12-19-2012 04:31 PM
Please find attached the csv file with the data I am trying to clean. My data contains the brand of a camera, its model #, its price (price1 or price2-- whichever column is populated; both will never be populated at the same time and refers to the same camera) and discamt: how much the camera is discounted. Then I use an If statement to set the value of the variable to 0 if it is missing so that I can add them together later. Since I am new to SAS, if there is a more efficient way to do this pls let me know. For some reason, when I run this program, it generates "invalid data for discamt" in the log but the resulting dataset is fine so I have ignored this.
data bbnov21zoom check_bbnov21zoom;
length brand $ 80 model $ 25;
infile "G:\irobot2\irobot-eval\data\nov21data\bb_nov21\zoombbnv21.csv" firstobs=2 dlm="|" dsd;
input brand model price1 price2 discamt;
if price1="" then price1=0;
if price2="" then price2=0;
if discamt="" then discamt=0;
if index(model, 'B0000') then output check_bbnov21zoom;
else output bbnov21zoom;
Now my question is: how do I parse this dataset using the PRX Perl regex function within SAS two times:
1) once to extract the brandname of the camera which is a substring from the variable "brand"? For eg, I just need the manufacturer's name which is Sony or Canon or Panasonic, etc. I have written this partial code below but I don't know where to insert it within the datasteps or how to make it work
if _n_=1 then
if pos>0 then
keep brand regprice model manuf;
2) From the "model" variable I need to extract the model# only which is the combination of letters followed by digits, for eg, A4000 (in A4000ISBLU) or VR-310 (in VR-310 BLACK). The code below which is copied from another program does this correctly but I don't know where to insert this code and how to make it work within this program.

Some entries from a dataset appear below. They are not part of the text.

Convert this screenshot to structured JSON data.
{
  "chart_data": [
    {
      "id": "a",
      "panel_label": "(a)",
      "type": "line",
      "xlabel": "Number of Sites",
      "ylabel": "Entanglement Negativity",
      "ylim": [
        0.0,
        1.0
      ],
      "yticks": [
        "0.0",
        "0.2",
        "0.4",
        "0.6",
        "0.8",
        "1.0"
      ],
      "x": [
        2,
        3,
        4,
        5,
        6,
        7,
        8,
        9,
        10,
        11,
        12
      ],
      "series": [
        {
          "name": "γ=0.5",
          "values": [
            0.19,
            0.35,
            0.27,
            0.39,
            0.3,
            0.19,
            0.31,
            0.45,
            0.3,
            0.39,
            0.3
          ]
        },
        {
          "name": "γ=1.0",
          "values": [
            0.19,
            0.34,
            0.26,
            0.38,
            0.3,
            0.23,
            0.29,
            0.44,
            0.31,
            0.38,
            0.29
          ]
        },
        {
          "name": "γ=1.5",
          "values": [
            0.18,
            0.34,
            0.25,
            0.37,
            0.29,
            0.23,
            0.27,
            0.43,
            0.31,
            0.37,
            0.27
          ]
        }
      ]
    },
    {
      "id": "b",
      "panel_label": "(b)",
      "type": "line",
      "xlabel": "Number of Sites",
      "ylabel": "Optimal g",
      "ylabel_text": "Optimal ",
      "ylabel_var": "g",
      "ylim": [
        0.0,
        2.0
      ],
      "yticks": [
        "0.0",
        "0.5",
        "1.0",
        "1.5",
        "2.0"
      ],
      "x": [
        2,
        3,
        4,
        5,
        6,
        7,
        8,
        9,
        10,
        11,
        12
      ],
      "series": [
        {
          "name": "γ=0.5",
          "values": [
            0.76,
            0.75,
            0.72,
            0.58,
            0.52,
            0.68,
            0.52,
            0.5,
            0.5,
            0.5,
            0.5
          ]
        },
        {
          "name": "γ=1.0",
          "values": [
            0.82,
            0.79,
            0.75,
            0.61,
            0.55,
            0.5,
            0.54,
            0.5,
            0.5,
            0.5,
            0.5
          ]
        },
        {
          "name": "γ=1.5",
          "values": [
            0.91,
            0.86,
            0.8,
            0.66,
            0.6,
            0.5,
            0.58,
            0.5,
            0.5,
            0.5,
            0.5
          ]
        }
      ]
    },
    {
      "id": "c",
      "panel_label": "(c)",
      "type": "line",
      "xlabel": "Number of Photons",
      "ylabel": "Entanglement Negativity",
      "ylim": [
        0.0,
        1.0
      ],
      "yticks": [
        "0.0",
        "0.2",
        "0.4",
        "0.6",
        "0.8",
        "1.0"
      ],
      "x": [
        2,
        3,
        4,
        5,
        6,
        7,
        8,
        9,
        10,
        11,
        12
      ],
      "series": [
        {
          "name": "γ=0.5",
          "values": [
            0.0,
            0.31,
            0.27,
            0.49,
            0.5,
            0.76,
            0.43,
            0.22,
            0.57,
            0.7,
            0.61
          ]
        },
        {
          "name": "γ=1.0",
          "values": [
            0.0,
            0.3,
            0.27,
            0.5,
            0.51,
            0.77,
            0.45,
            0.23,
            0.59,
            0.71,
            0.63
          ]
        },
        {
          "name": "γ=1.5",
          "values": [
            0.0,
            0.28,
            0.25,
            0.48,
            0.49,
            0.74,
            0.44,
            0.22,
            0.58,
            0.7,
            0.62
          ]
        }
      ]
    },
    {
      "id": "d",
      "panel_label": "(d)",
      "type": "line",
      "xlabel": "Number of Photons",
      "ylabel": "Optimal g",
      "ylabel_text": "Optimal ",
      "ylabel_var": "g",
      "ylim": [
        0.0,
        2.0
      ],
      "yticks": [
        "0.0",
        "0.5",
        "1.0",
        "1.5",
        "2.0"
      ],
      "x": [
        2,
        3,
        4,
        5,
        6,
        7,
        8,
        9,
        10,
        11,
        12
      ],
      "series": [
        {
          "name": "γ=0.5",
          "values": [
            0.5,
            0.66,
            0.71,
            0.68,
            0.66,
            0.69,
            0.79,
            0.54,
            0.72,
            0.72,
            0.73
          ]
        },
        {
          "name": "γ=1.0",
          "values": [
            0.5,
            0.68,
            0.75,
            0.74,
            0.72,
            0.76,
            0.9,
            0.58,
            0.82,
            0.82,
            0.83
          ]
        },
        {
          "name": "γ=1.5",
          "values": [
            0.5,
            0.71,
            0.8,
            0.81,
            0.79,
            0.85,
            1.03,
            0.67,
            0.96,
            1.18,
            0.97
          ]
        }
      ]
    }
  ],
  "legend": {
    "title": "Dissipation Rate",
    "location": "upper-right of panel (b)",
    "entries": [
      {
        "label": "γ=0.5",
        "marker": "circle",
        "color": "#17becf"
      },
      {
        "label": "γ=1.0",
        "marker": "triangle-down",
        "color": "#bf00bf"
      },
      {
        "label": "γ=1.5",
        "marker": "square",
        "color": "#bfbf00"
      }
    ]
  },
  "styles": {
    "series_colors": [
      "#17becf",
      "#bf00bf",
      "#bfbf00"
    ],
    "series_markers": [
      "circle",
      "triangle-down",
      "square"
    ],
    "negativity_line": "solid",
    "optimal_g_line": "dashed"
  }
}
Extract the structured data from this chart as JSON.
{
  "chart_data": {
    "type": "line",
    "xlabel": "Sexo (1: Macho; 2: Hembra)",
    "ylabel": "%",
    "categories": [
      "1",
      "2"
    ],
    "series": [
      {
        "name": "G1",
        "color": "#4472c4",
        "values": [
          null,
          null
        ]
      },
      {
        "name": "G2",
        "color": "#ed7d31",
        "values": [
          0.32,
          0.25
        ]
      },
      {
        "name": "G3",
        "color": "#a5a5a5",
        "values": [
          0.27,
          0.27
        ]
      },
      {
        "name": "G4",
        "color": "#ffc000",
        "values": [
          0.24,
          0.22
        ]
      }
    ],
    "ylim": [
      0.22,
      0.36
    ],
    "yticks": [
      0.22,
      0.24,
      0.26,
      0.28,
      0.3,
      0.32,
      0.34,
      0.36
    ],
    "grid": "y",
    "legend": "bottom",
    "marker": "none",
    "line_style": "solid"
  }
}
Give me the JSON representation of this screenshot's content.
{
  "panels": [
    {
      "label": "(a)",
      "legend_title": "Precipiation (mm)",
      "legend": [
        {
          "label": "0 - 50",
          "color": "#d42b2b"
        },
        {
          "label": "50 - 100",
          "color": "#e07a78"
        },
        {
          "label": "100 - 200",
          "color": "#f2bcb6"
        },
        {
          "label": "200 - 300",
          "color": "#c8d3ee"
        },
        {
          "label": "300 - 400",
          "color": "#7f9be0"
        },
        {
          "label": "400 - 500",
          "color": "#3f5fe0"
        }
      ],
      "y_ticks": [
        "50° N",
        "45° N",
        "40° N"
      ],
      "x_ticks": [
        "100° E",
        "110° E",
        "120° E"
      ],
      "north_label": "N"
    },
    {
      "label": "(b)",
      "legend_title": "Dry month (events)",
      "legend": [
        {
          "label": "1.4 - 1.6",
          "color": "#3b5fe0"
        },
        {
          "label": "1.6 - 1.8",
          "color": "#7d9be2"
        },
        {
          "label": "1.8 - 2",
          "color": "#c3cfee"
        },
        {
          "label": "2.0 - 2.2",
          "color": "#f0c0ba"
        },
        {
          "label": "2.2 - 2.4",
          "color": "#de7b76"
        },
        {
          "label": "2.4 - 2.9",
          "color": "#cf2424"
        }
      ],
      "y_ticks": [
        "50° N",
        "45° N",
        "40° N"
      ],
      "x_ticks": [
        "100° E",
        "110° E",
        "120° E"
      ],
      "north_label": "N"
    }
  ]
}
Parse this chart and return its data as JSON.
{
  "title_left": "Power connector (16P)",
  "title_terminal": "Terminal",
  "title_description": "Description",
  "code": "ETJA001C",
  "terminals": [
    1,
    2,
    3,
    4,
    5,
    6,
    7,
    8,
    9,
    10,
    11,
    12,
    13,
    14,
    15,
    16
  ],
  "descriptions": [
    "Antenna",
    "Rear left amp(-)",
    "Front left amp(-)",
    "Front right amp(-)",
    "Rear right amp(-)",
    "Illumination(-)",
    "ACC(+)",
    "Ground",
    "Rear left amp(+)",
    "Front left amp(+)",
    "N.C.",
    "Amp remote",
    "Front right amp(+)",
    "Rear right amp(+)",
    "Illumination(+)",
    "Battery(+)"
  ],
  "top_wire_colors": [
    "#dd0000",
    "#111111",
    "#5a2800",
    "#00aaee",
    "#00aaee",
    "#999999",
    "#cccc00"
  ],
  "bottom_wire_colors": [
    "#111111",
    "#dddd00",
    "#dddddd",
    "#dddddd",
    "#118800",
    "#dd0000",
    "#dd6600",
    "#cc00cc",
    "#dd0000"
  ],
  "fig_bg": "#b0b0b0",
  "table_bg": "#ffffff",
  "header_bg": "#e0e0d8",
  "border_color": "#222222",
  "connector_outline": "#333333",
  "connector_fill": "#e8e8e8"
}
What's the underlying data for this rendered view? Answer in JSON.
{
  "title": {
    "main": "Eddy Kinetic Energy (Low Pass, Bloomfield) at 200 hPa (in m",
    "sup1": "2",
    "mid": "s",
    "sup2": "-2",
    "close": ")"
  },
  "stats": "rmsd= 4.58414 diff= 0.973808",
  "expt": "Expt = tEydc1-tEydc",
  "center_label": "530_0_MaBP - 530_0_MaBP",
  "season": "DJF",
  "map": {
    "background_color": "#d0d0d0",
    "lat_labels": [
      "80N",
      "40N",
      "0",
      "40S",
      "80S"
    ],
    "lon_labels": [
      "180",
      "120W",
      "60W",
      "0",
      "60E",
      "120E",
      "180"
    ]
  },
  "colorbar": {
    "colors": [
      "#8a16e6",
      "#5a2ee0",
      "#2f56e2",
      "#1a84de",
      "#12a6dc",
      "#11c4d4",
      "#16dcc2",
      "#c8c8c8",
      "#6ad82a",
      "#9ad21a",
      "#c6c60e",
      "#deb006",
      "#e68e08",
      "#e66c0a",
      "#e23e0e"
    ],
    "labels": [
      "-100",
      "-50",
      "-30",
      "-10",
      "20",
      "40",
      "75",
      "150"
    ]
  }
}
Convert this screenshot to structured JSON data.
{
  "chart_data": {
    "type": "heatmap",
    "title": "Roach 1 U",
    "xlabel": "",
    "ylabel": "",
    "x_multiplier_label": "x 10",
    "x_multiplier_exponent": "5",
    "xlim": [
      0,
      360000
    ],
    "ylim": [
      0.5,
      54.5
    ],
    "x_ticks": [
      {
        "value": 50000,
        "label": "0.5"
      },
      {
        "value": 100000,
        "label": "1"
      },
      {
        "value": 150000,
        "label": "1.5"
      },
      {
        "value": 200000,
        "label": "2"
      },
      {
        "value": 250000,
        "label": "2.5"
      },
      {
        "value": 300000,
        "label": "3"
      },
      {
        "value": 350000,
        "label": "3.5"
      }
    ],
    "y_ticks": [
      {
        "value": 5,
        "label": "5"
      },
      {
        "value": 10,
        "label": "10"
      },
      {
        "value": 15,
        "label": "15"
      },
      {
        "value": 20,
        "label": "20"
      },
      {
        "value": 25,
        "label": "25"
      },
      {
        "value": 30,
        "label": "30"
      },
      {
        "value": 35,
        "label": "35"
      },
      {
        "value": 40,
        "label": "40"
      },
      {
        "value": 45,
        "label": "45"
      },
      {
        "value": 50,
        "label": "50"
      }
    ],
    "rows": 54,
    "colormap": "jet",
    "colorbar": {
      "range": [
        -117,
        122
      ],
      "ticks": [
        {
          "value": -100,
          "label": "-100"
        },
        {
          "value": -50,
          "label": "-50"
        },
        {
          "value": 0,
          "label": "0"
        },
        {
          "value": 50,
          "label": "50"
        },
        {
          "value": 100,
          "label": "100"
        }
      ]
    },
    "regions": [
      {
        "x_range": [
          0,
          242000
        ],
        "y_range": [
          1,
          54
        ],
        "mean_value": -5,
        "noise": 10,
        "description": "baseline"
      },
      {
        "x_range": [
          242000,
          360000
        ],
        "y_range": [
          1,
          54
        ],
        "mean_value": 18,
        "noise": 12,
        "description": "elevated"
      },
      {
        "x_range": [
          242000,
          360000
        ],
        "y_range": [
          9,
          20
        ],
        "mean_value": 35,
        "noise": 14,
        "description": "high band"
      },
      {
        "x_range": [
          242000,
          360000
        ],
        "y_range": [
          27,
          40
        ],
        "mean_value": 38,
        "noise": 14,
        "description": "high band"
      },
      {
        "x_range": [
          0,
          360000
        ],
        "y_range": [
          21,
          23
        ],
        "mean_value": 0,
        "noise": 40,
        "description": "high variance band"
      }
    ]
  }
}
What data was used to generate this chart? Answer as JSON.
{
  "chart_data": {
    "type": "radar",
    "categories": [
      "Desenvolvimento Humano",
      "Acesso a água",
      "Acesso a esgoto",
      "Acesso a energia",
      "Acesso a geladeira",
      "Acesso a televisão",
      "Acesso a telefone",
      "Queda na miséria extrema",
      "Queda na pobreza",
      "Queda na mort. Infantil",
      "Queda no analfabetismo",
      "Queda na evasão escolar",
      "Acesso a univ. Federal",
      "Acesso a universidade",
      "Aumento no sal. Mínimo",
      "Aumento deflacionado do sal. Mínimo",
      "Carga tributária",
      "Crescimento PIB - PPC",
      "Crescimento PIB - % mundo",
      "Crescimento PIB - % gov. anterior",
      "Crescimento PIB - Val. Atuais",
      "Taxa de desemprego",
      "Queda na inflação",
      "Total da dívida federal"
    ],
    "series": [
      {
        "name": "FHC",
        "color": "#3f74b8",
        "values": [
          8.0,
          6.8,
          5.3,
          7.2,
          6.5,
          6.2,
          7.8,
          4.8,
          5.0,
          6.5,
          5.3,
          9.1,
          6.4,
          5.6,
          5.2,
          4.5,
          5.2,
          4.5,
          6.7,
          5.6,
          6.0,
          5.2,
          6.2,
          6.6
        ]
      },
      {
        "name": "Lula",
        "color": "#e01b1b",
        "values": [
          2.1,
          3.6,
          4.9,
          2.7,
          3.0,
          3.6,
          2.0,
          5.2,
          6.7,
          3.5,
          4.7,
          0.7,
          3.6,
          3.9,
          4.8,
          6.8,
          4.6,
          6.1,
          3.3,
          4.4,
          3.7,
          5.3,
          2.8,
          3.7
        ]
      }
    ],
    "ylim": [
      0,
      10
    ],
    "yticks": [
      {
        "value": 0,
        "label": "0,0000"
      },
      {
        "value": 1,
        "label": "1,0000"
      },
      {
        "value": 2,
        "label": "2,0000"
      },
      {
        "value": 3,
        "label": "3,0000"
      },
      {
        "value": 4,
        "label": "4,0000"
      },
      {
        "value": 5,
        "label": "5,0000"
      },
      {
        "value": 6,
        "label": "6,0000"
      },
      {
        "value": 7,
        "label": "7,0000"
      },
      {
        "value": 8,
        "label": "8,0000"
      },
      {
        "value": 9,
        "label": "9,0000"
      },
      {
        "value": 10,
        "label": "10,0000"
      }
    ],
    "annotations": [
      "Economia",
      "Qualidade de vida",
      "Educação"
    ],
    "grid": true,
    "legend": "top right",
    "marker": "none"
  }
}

Your help is so greatly appreciated. Thanks and hope to hear from you soon.
12-19-2012 05:25 PM
If your data continues to have the brand as the first item in the name and is always one word you don't need to parse;
BrandName = scan(Brand,1);
12-20-2012 09:41 AM
Thank you, I did not know that, it is so much easier! I still need help with parsing for the model# though. Anyone out there who can help me please?
12-20-2012 10:36 AM
Hello. I think this is getting close to what you want...but looking at the model variable, I'm not sure how you parse that properly.
data bbnov21zoomT check_bbnov21zoomT; infile "G:\irobot2\irobot-eval\data\nov21data\bb_nov21\zoombbnv21.csv" firstobs=2 dlm="|" dsd TRUNCOVER; length netprice regprice discamt 8. newbrand $50. newmodel $50.; input brand :$100. model :$50. price1 :8.2 price2 :8.2 _discamt :$10. ; if price1 = . then price1=0; if price2 = . then price2=0; if _discamt in ('','"') then discamt=0; else discamt = input(_discamt,8.); netprice= price1+price2; regprice=netprice+discamt; newbrand = scan(brand,1); newmodel = scan(model,1,' '); drop _discamt; if index(model, 'B0000') then output check_bbnov21zoomT; else output bbnov21zoomT; run;
By the way: the invalid discamt error was because there was a double-quote character at the end of one of the lines, being read into a numeric field.
12-20-2012 01:48 PM
Thank you very much TimArm. I now understand why that invalid discamt was appearing. Thanks also for the code, I will try it and also learn from it.